How to train the most common machine learning algorithm in R.K - Articles, Library comments

СанСаныч Фоменко 2015.01.16 08:41 #101

CyberCortex:

I deal with very specific things, so I'm not inclined to discuss anything "in general".

So more specifically.

There are about 140 machine learning packages in the caret shell - I use two packages for random tree forests and one package for support vector machines (SVM) in my work. As you can see making any generalisations for the machine learning tools available in R is not something I am able to do.

Moreover.

This is a branch that uses the very limited Rattle shell, of which I have only used the randomforest package in this article.

Furthermore.

From the said package I use only a part of functions in this article.

Further I will comment your post using only these limitations, but I can put the programme code and the results of its use under my words.

So.

1. "All financial series are so-called time series, in which the order of the values is important." - nobody denies this and this order is not broken, even though it is a time series. You, having trained the model on the prices P1, P2, P3...Pn, do not change their order when testing on Out Of Samples or when actually using them.

This is completely inconsistent with the specified packages. It is possible to implement your remark within other packages, but it would be much more complex code.

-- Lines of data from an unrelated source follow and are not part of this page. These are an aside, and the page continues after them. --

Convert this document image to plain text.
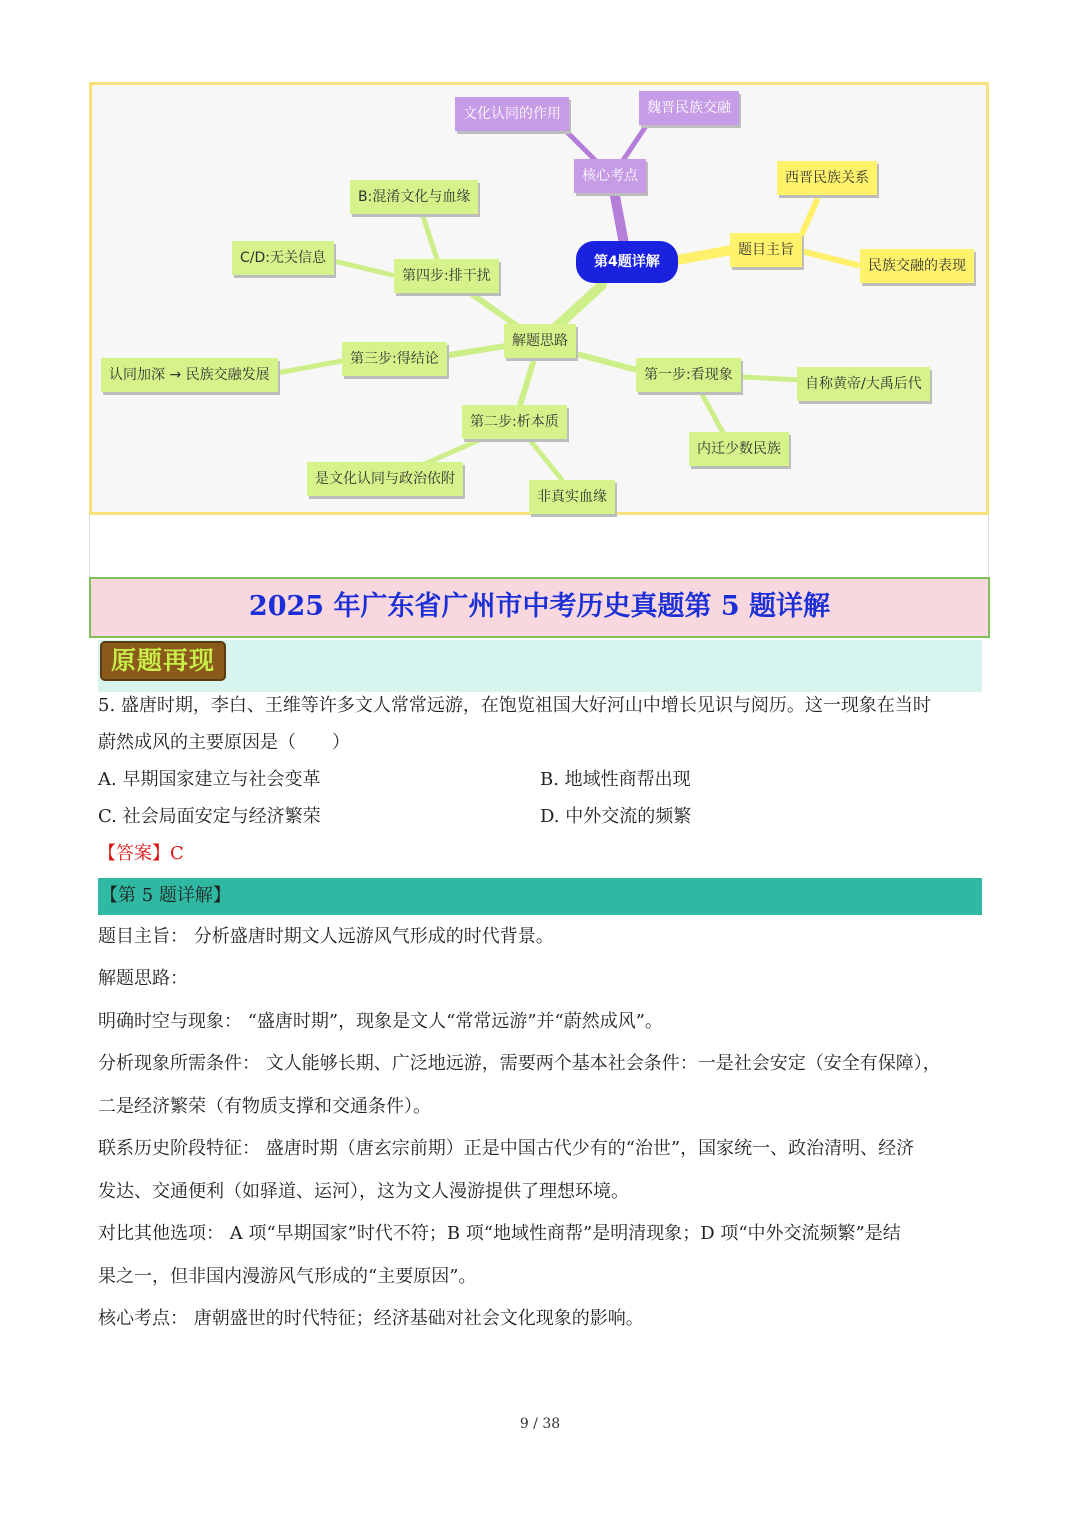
第4题详解
核心考点
文化认同的作用	魏晋民族交融
题目主旨
西晋民族关系
民族交融的表现
解题思路
第一步:看现象
自称黄帝/大禹后代
内迁少数民族
第二步:析本质
是文化认同与政治依附
非真实血缘
第三步:得结论
认同加深 → 民族交融发展
第四步:排干扰
B:混淆文化与血缘
C/D:无关信息
2025 年广东省广州市中考历史真题第 5 题详解
原题再现
5. 盛唐时期，李白、王维等许多文人常常远游，在饱览祖国大好河山中增长见识与阅历。这一现象在当时
蔚然成风的主要原因是（　　）
A. 早期国家建立与社会变革	B. 地域性商帮出现
C. 社会局面安定与经济繁荣	D. 中外交流的频繁
【答案】C
【第 5 题详解】
题目主旨： 分析盛唐时期文人远游风气形成的时代背景。
解题思路：
明确时空与现象： “盛唐时期”，现象是文人“常常远游”并“蔚然成风”。
分析现象所需条件： 文人能够长期、广泛地远游，需要两个基本社会条件：一是社会安定（安全有保障），
二是经济繁荣（有物质支撑和交通条件）。
联系历史阶段特征： 盛唐时期（唐玄宗前期）正是中国古代少有的“治世”，国家统一、政治清明、经济
发达、交通便利（如驿道、运河），这为文人漫游提供了理想环境。
对比其他选项： A 项“早期国家”时代不符；B 项“地域性商帮”是明清现象；D 项“中外交流频繁”是结
果之一，但非国内漫游风气形成的“主要原因”。
核心考点： 唐朝盛世的时代特征；经济基础对社会文化现象的影响。
9 / 38
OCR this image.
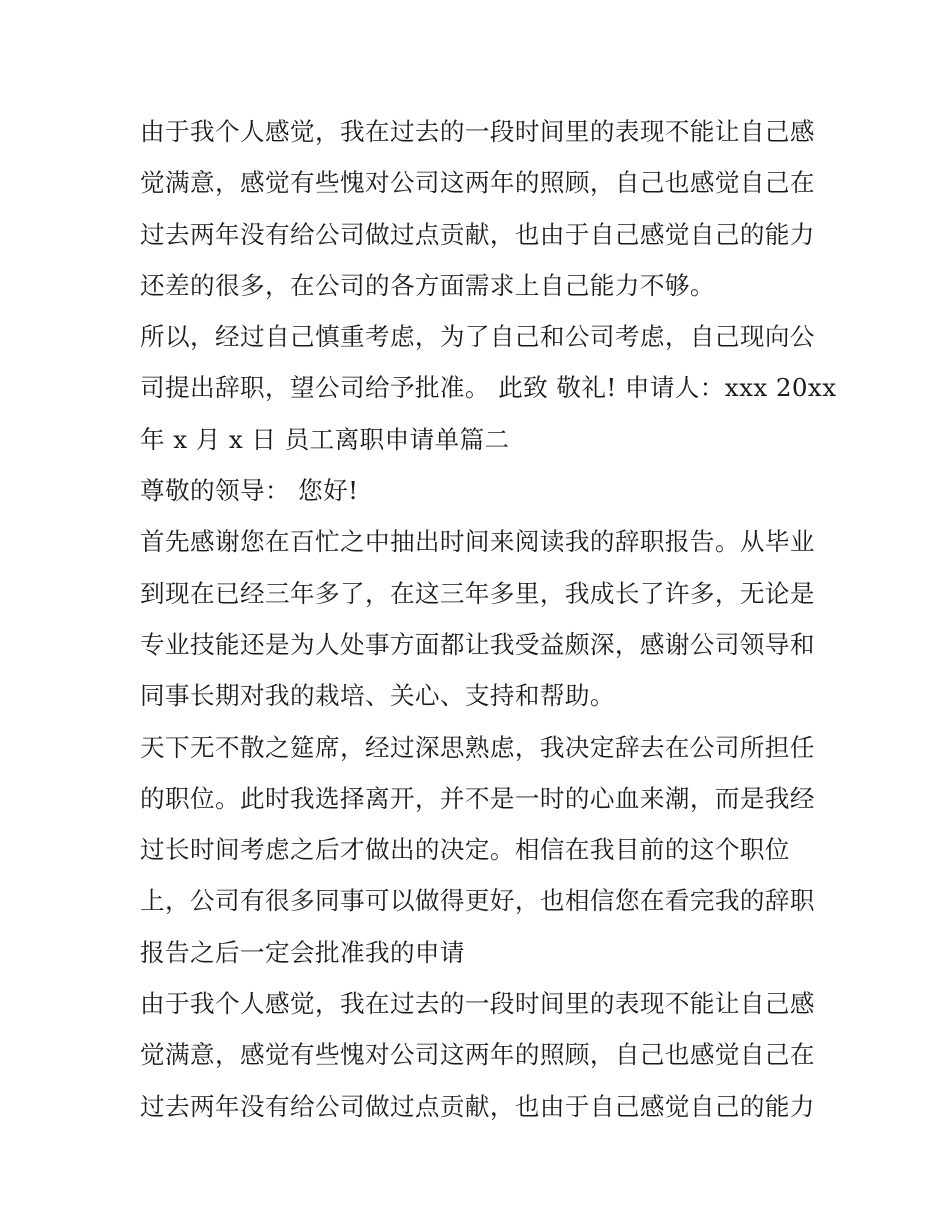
由于我个人感觉，我在过去的一段时间里的表现不能让自己感
觉满意，感觉有些愧对公司这两年的照顾，自己也感觉自己在
过去两年没有给公司做过点贡献，也由于自己感觉自己的能力
还差的很多，在公司的各方面需求上自己能力不够。
所以，经过自己慎重考虑，为了自己和公司考虑，自己现向公
司提出辞职，望公司给予批准。 此致 敬礼! 申请人：xxx 20xx
年 x 月 x 日 员工离职申请单篇二
尊敬的领导： 您好!
首先感谢您在百忙之中抽出时间来阅读我的辞职报告。从毕业
到现在已经三年多了，在这三年多里，我成长了许多，无论是
专业技能还是为人处事方面都让我受益颇深，感谢公司领导和
同事长期对我的栽培、关心、支持和帮助。
天下无不散之筵席，经过深思熟虑，我决定辞去在公司所担任
的职位。此时我选择离开，并不是一时的心血来潮，而是我经
过长时间考虑之后才做出的决定。相信在我目前的这个职位
上，公司有很多同事可以做得更好，也相信您在看完我的辞职
报告之后一定会批准我的申请
由于我个人感觉，我在过去的一段时间里的表现不能让自己感
觉满意，感觉有些愧对公司这两年的照顾，自己也感觉自己在
过去两年没有给公司做过点贡献，也由于自己感觉自己的能力
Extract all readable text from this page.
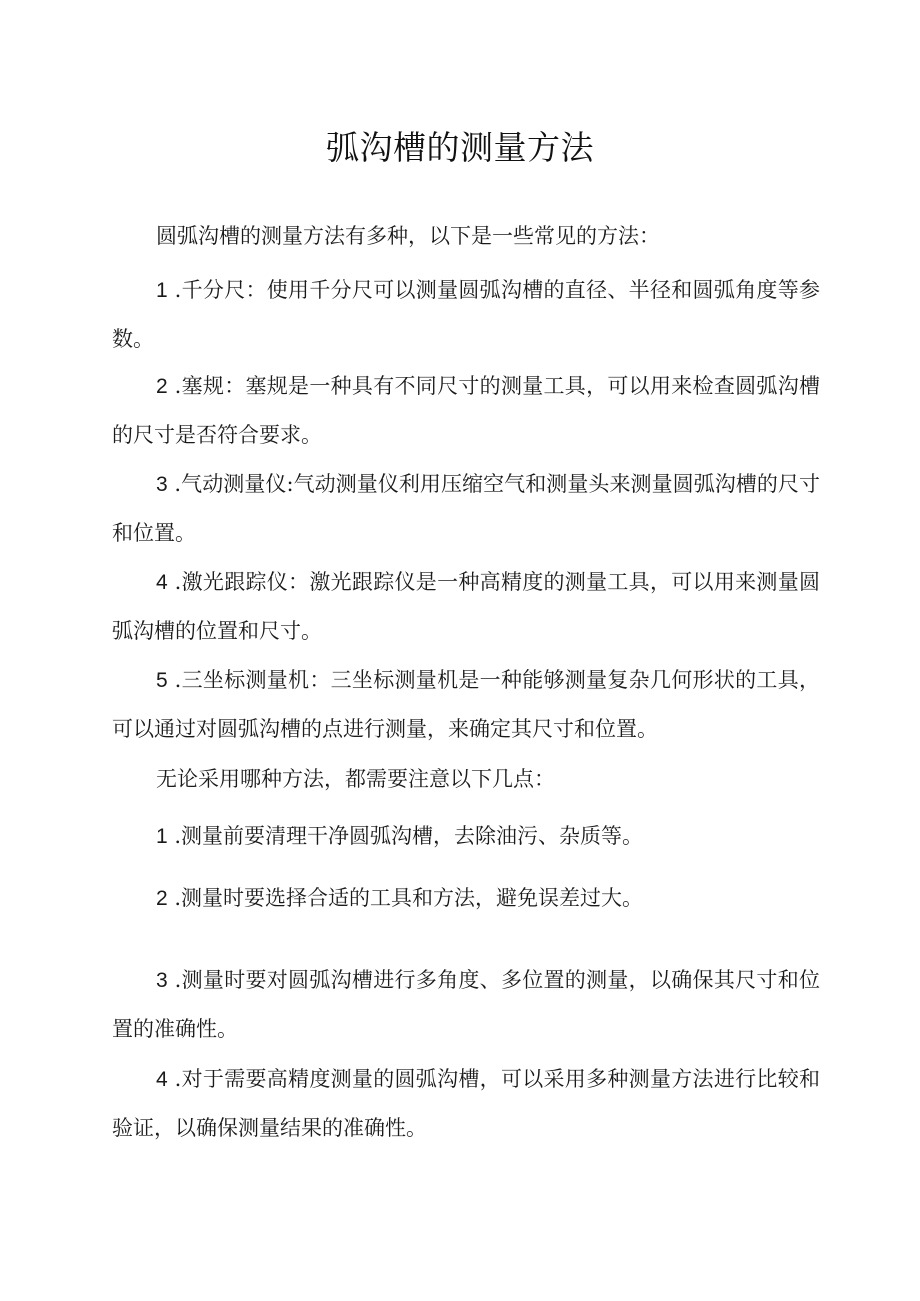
弧沟槽的测量方法

圆弧沟槽的测量方法有多种，以下是一些常见的方法：

1 .千分尺：使用千分尺可以测量圆弧沟槽的直径、半径和圆弧角度等参数。

2 .塞规：塞规是一种具有不同尺寸的测量工具，可以用来检查圆弧沟槽的尺寸是否符合要求。

3 .气动测量仪:气动测量仪利用压缩空气和测量头来测量圆弧沟槽的尺寸和位置。

4 .激光跟踪仪：激光跟踪仪是一种高精度的测量工具，可以用来测量圆弧沟槽的位置和尺寸。

5 .三坐标测量机：三坐标测量机是一种能够测量复杂几何形状的工具，可以通过对圆弧沟槽的点进行测量，来确定其尺寸和位置。

无论采用哪种方法，都需要注意以下几点：

1 .测量前要清理干净圆弧沟槽，去除油污、杂质等。

2 .测量时要选择合适的工具和方法，避免误差过大。

3 .测量时要对圆弧沟槽进行多角度、多位置的测量，以确保其尺寸和位置的准确性。

4 .对于需要高精度测量的圆弧沟槽，可以采用多种测量方法进行比较和验证，以确保测量结果的准确性。
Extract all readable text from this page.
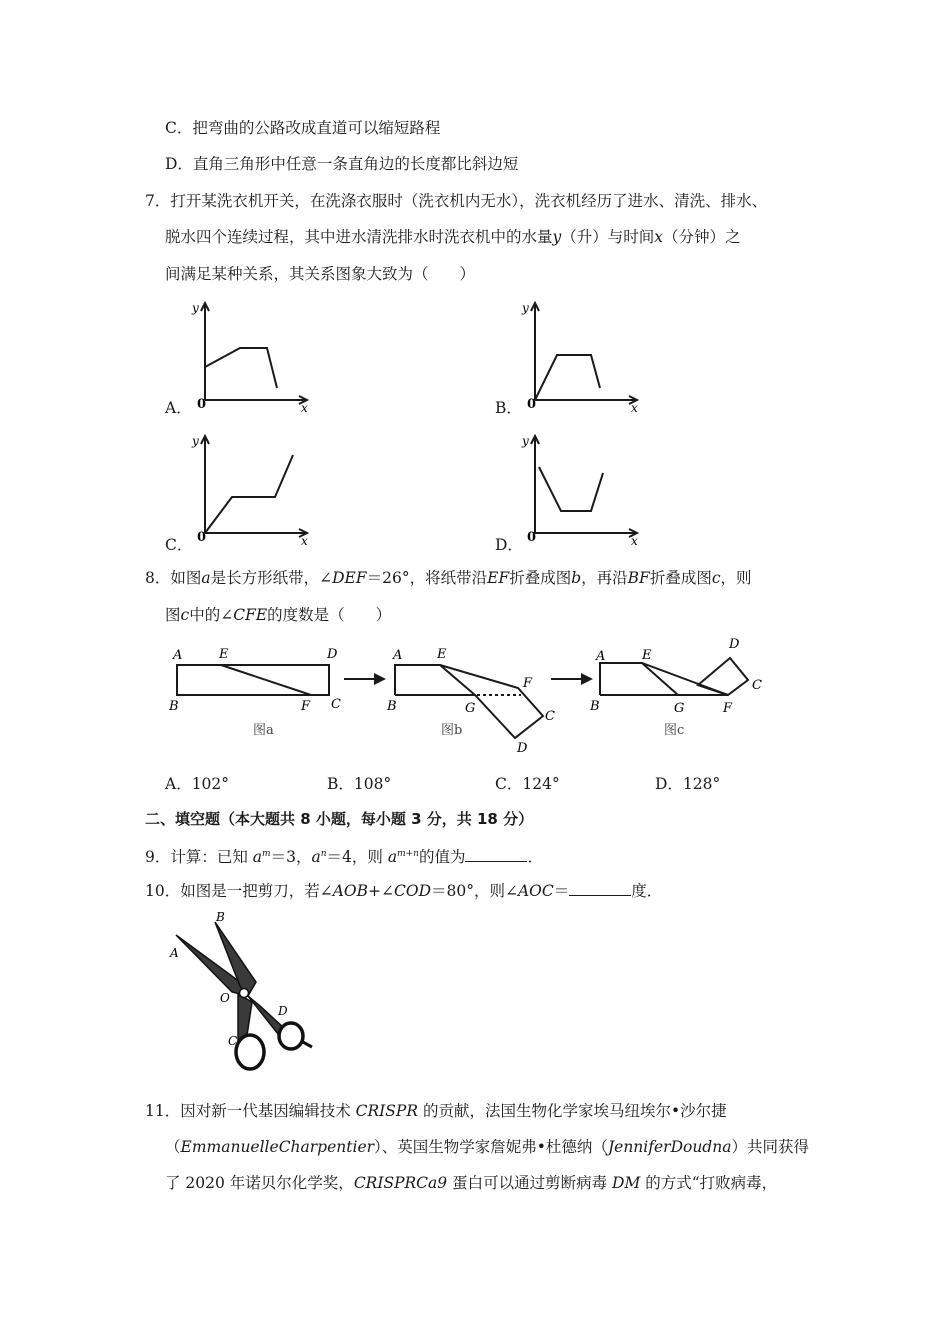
C．把弯曲的公路改成直道可以缩短路程
D．直角三角形中任意一条直角边的长度都比斜边短
7．打开某洗衣机开关，在洗涤衣服时（洗衣机内无水），洗衣机经历了进水、清洗、排水、
脱水四个连续过程，其中进水清洗排水时洗衣机中的水量y（升）与时间x（分钟）之
间满足某种关系，其关系图象大致为（　　）
A．
y
x
0	B．
y
x
0
C．
y
x
0	D．
y
x
0
8．如图a是长方形纸带，∠DEF＝26°，将纸带沿EF折叠成图b，再沿BF折叠成图c，则
图c中的∠CFE的度数是（　　）
A	E	D
B	F C
图a
A	E
F
B	G
C
D
图b
A	E
D
C
B	G	F
图c
A．102°	B．108°	C．124°	D．128°
二、填空题（本大题共 8 小题，每小题 3 分，共 18 分）
9．计算：已知 $a^m=3$，$a^n=4$，则 $a^{m+n}$的值为	．
10．如图是一把剪刀，若∠AOB+∠COD＝80°，则∠AOC＝	度．
B
A
O
C
D
11．因对新一代基因编辑技术 CRISPR 的贡献，法国生物化学家埃马纽埃尔•沙尔捷
（EmmanuelleCharpentier）、英国生物学家詹妮弗•杜德纳（JenniferDoudna）共同获得
了 2020 年诺贝尔化学奖，CRISPRCa9 蛋白可以通过剪断病毒 DM 的方式“打败病毒，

The code used in the article (which is the approach that is most common in machine learning algorithms)is as follows:

The initial sample (dataset) is split into three parts: train (70%), test(15%), validate(15). The partitioning algorithm is as follows: for example, for train, 70% of the rows of the original dataset are randomly selected rather than sequentially. From the remaining 30%, another 15% is again randomly selected. It is clear that the remaining 15% is also a random sequence of rows. There can be no question of any observance of the sequence of bars.

But that is not all.

Training on the train set uses only a part of the data (about 66%). The remaining part of the data is the Out of sample (OOS) estimate. That is, the bars on which the OOV was computed, they were different, but they were mixed with the bars on which training was performed. The paper gives this estimate and it always gives the best performance.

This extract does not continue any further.